Max Hastings, Bomber Command
“At 50 Squadron, there was another verse for the intelligence officer’s long epic verse, set to the tune of Noel Coward’s “Mad Dogs and Englishmen”: When the sirens moan to awake Cologne They shiver in their shoes; In the Berlin street they’re white as sheets With a tinge of Prussian blues;”
Max Hastings, Bomber Command
“The employment of the strategic bombers in the weeks preceding D-Day, and afterwards in support of the armies in Normandy, may today seem cautious and unimaginative. But it was vital insurance, and reflected a perfectly logical view of strategic priorities by the Combined Chiefs of Staff. Overlord had to succeed. Bomber Command and the USAAF were directed to do all in their power to see that it did so, and worked to that end with courage, dedication and professionalism. If their leaders were heard with insufficient respect in the councils of war, they had only their own vast errors of judgement of the past to blame.
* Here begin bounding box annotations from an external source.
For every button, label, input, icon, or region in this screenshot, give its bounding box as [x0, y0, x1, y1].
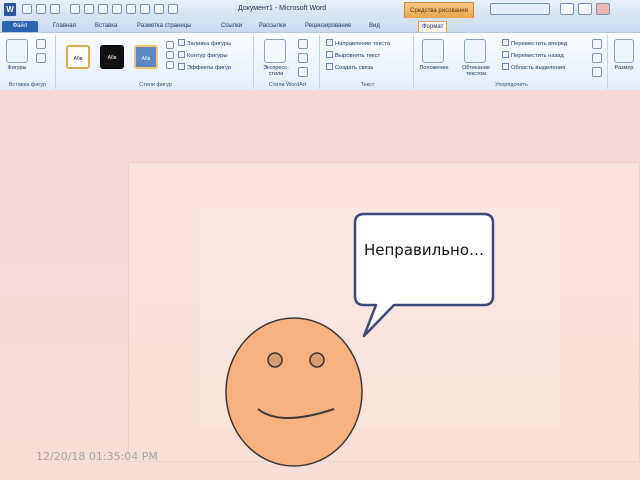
- text-direction-icon: [326, 39, 333, 46]
- tab-file[interactable]: Файл: [2, 21, 38, 32]
- align-icon[interactable]: [592, 39, 602, 49]
- shapes-button-label[interactable]: Фигуры: [2, 65, 32, 71]
- ribbon-tabs: Файл Главная Вставка Разметка страницы С…: [0, 20, 640, 32]
- right-eye: [309, 352, 325, 368]
- word-window: W Документ1 - Microsoft Word Средства ри…: [0, 0, 640, 90]
- minimize-icon[interactable]: [560, 3, 574, 15]
- undo-icon[interactable]: [36, 4, 46, 14]
- selection-pane-icon: [502, 63, 509, 70]
- group-insert-shapes: Фигуры Вставка фигур: [0, 35, 56, 89]
- send-backward-icon: [502, 51, 509, 58]
- open-icon[interactable]: [98, 4, 108, 14]
- close-icon[interactable]: [596, 3, 610, 15]
- word-logo-icon[interactable]: W: [4, 3, 16, 16]
- title-bar: W Документ1 - Microsoft Word Средства ри…: [0, 0, 640, 20]
- text-box-icon[interactable]: [36, 53, 46, 63]
- tab-page-layout[interactable]: Разметка страницы: [134, 21, 194, 32]
- group-label: Вставка фигур: [8, 82, 47, 88]
- group-label: Стили WordArt: [268, 82, 307, 88]
- position-icon[interactable]: [422, 39, 444, 63]
- table-icon[interactable]: [154, 4, 164, 14]
- email-icon[interactable]: [112, 4, 122, 14]
- styles-more-icon[interactable]: [166, 61, 174, 69]
- style-swatch-3[interactable]: Абв: [134, 45, 158, 69]
- align-text-command[interactable]: Выровнять текст: [326, 51, 380, 59]
- shape-outline-command[interactable]: Контур фигуры: [178, 51, 228, 59]
- maximize-icon[interactable]: [578, 3, 592, 15]
- left-eye: [267, 352, 283, 368]
- size-label[interactable]: Размер: [610, 65, 638, 71]
- group-arrange: Положение Обтекание текстом Переместить …: [416, 35, 608, 89]
- text-direction-command[interactable]: Направление текста: [326, 39, 390, 47]
- save-icon[interactable]: [22, 4, 32, 14]
- preview-icon[interactable]: [126, 4, 136, 14]
- effects-icon: [178, 63, 185, 70]
- face-head: [225, 317, 363, 467]
- window-title: Документ1 - Microsoft Word: [238, 5, 327, 12]
- new-document-icon[interactable]: [70, 4, 80, 14]
- link-icon: [326, 63, 333, 70]
- size-icon[interactable]: [614, 39, 634, 63]
- wordart-icon[interactable]: [264, 39, 286, 63]
- edit-shape-icon[interactable]: [36, 39, 46, 49]
- group-label: Упорядочить: [495, 82, 528, 88]
- group-label: Текст: [360, 82, 375, 88]
- align-text-icon: [326, 51, 333, 58]
- spelling-icon[interactable]: [140, 4, 150, 14]
- group-label: Стили фигур: [139, 82, 172, 88]
- group-wordart: Экспресс-стили Стили WordArt: [256, 35, 320, 89]
- bring-forward-command[interactable]: Переместить вперед: [502, 39, 567, 47]
- group-size: Размер: [610, 35, 640, 89]
- send-backward-command[interactable]: Переместить назад: [502, 51, 564, 59]
- account-area[interactable]: [490, 3, 550, 15]
- text-fill-icon[interactable]: [298, 39, 308, 49]
- position-label[interactable]: Положение: [416, 65, 452, 71]
- style-swatch-1[interactable]: Абв: [66, 45, 90, 69]
- shape-effects-command[interactable]: Эффекты фигур: [178, 63, 231, 71]
- print-icon[interactable]: [84, 4, 94, 14]
- tab-insert[interactable]: Вставка: [92, 21, 120, 32]
- create-link-command[interactable]: Создать связь: [326, 63, 373, 71]
- timestamp: 12/20/18 01:35:04 PM: [36, 450, 158, 463]
- tab-references[interactable]: Ссылки: [218, 21, 245, 32]
- text-effects-icon[interactable]: [298, 67, 308, 77]
- wrap-text-label[interactable]: Обтекание текстом: [456, 65, 496, 77]
- quick-styles-label[interactable]: Экспресс-стили: [258, 65, 294, 77]
- speech-bubble[interactable]: [350, 210, 500, 342]
- rotate-icon[interactable]: [592, 67, 602, 77]
- group-shape-styles: Абв Абв Абв Заливка фигуры Контур фигуры…: [58, 35, 254, 89]
- shapes-icon[interactable]: [6, 39, 28, 63]
- group-icon[interactable]: [592, 53, 602, 63]
- speech-bubble-shape: [353, 212, 495, 338]
- smiley-face[interactable]: [222, 310, 372, 470]
- context-tab-title: Средства рисования: [404, 2, 474, 18]
- text-outline-icon[interactable]: [298, 53, 308, 63]
- fill-icon: [178, 39, 185, 46]
- styles-scroll-up-icon[interactable]: [166, 41, 174, 49]
- outline-icon: [178, 51, 185, 58]
- tab-home[interactable]: Главная: [50, 21, 79, 32]
- style-swatch-2[interactable]: Абв: [100, 45, 124, 69]
- styles-scroll-down-icon[interactable]: [166, 51, 174, 59]
- tab-format[interactable]: Формат: [418, 21, 448, 32]
- tab-review[interactable]: Рецензирование: [302, 21, 354, 32]
- ribbon: Фигуры Вставка фигур Абв Абв Абв Заливка…: [0, 32, 640, 90]
- picture-icon[interactable]: [168, 4, 178, 14]
- shape-fill-command[interactable]: Заливка фигуры: [178, 39, 231, 47]
- tab-view[interactable]: Вид: [366, 21, 383, 32]
- wrap-text-icon[interactable]: [464, 39, 486, 63]
- selection-pane-command[interactable]: Область выделения: [502, 63, 565, 71]
- speech-bubble-text: Неправильно…: [363, 241, 485, 259]
- bring-forward-icon: [502, 39, 509, 46]
- group-text: Направление текста Выровнять текст Созда…: [322, 35, 414, 89]
- redo-icon[interactable]: [50, 4, 60, 14]
- tab-mailings[interactable]: Рассылки: [256, 21, 289, 32]
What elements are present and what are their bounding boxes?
It is an indulgence of historians and armchair critics to pretend that, in the spring of 1944, there was a better way.”
Max Hastings, Bomber Command
“A teacher by profession, [a much-decorated Bomber Command pilot] thought nothing of the war for years afterwards. Then a younger generation of his colleagues began to ask with repetitive, inquisitive distaste: ‘How could you have done it? How could you have flown over Germany night after night to bomb women and children?’ He began to brood more and more deeply about his past. He changed his job and started to teach mentally-handicapped children, which he saw as a kind of restitution. Yet still, more than thirty years after, his memories of the war haunt him.

It is wrong that it should be so. He was a brave man who achieved an outstanding record in the RAF. The aircrew of Bomber Command went out to do what they were told had to be done for the survival of Britain and for Allied victory.”